Jika kegiatan CSR perusahaan dapat meningkatkan nilai perusahaannya, kegiatan CSR

bisa jadi dianggap sebagai strategi bisnis dan manajer dapat memilih tingkat dan

tingkatnyakegiatan. Dalam hal ini, biaya agensi yang terkait dengan aktivitas CSR dapat terjadi.

Eksekutifdapat menyalahgunakan hak mereka dengan memilih kebijakan CSR yang tidak sesuai

dengankepentingan pemegang saham namun, sebaliknya, meningkatkan kepentingan pribadi.

Dengan kata lain, jika manajer dapat menikmati keuntungan pribadi, seperti meningkatkan

reputasi mereka sendiri dengan tampil kegiatan CSR, mereka memiliki insentif untuk terlibat

dalam kegiatan seperti itu tanpa memperhatikanefek pada nilai perusahaan (Jensen dan Meckling
1976). Karena itu, kami mengharapkan dampaknya aktivitas CSR perusahaan bervariasi

tergantung pada tata kelola perusahaan, termasuk kepemilikan dan struktur papan.

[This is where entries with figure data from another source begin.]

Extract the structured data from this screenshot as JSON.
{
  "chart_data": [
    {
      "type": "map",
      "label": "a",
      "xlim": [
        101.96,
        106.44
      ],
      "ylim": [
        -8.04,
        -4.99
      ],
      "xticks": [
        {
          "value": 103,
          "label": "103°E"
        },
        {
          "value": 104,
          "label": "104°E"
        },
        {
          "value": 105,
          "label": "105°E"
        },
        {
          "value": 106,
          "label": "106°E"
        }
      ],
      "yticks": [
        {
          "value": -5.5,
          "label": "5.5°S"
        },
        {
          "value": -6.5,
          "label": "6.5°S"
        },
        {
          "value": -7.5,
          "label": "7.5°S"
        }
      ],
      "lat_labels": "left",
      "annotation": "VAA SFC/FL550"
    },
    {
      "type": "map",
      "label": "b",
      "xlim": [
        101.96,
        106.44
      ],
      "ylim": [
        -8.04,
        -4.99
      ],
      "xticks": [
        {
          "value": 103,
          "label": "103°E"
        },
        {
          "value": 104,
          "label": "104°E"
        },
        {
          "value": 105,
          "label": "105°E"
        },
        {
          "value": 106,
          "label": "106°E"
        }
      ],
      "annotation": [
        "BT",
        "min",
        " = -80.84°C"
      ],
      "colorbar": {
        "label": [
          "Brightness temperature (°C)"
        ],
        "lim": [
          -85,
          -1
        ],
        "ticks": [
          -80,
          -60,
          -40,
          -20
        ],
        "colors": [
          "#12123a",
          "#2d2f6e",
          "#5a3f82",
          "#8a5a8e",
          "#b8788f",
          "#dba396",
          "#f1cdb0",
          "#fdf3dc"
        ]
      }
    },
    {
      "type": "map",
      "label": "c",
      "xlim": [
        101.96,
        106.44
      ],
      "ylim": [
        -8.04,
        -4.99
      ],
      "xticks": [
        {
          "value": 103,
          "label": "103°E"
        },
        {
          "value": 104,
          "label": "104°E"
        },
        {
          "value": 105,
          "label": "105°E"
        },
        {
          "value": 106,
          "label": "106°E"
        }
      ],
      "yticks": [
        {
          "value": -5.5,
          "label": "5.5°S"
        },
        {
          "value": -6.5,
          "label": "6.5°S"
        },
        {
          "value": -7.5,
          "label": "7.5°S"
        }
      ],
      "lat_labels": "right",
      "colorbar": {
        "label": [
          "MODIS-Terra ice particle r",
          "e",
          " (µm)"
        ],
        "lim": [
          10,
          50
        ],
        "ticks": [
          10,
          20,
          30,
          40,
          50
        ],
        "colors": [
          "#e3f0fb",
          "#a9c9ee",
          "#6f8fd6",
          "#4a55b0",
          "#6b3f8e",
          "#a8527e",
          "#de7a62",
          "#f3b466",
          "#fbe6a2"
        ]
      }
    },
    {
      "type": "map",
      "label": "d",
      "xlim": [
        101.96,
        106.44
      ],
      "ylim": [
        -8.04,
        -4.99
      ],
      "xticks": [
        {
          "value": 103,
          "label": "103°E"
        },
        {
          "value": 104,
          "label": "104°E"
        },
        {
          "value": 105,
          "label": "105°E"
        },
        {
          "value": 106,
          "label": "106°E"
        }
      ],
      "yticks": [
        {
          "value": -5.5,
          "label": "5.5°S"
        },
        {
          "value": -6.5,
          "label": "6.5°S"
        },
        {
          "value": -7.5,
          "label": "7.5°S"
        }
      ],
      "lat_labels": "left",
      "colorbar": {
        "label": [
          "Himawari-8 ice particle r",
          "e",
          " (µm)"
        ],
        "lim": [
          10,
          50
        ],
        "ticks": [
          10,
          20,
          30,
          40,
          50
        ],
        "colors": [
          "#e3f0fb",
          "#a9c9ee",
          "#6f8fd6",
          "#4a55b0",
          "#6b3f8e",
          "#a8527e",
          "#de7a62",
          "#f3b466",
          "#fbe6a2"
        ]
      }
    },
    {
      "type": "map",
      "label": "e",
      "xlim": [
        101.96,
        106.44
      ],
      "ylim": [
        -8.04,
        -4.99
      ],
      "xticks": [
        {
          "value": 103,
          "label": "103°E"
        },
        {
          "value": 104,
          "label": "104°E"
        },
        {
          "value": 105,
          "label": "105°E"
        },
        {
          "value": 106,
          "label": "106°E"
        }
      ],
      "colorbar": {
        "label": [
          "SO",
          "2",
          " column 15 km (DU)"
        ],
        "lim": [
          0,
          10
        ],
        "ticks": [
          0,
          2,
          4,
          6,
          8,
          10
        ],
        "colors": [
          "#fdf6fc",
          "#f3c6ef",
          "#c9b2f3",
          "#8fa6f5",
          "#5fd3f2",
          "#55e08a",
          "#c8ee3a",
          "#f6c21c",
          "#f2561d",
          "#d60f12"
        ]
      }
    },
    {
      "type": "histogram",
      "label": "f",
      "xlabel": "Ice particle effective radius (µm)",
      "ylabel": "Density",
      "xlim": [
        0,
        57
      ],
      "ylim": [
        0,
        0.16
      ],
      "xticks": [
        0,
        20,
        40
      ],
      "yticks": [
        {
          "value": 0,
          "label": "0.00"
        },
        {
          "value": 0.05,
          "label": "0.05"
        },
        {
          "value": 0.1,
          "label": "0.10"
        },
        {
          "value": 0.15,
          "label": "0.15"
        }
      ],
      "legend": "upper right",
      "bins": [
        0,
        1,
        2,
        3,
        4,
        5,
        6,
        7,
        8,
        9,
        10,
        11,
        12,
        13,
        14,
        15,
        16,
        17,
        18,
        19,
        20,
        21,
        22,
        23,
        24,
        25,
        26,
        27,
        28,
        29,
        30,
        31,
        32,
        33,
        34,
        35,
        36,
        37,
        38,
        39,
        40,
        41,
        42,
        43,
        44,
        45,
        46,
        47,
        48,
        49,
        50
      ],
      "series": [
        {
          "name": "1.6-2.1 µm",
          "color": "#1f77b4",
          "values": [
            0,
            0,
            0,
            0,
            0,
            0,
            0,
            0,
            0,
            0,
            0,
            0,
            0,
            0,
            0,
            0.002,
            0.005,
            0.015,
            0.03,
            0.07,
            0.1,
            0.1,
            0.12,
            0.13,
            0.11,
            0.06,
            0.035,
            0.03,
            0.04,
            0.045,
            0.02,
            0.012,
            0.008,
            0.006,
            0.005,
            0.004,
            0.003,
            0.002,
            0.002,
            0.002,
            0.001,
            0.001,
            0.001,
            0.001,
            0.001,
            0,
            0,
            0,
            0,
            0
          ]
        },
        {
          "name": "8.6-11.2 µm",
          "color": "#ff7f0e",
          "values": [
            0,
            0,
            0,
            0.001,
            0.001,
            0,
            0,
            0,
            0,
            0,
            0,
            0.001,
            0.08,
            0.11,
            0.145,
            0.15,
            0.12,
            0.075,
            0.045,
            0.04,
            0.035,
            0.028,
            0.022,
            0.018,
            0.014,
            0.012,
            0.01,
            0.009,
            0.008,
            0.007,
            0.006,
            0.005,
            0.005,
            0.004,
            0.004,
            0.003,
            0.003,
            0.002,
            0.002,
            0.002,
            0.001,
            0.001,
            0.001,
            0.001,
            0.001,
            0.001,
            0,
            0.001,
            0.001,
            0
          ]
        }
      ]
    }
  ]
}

H2: Dampak kegiatan tanggung jawab sosial perusahaan terhadap nilai perusahaan berbeda

tergantung pada tingkat tata kelola perusahaan.

Teori pemantauan berpendapat bahwa pemegang saham mayoritas yang mengharapkan

pengembalian yang tinggiinsentif yang kuat untuk memantau manajer dan mencegah perilaku

yang dapat membahayakan pemegang saham minat. Hasil empiris Morck et al. (1988)

menunjukkan bahwa, sebagai yang terbesar Rasio kepemilikan pemegang saham meningkat,

biaya agensi cenderung menurun karena pemegang saham mayoritas mengurangi konflik

kepentingan antara manajer dan pemegang sahamdengan mengawasi perilaku oportunistik

manajer. Sebaliknya, penelitian empiris lainnya memberikan hasil yang berbeda dan menemukan

efek negatif dari konsentrasi pemilikan terhadap nilai perusahaan. Leech dan Leahy (1991)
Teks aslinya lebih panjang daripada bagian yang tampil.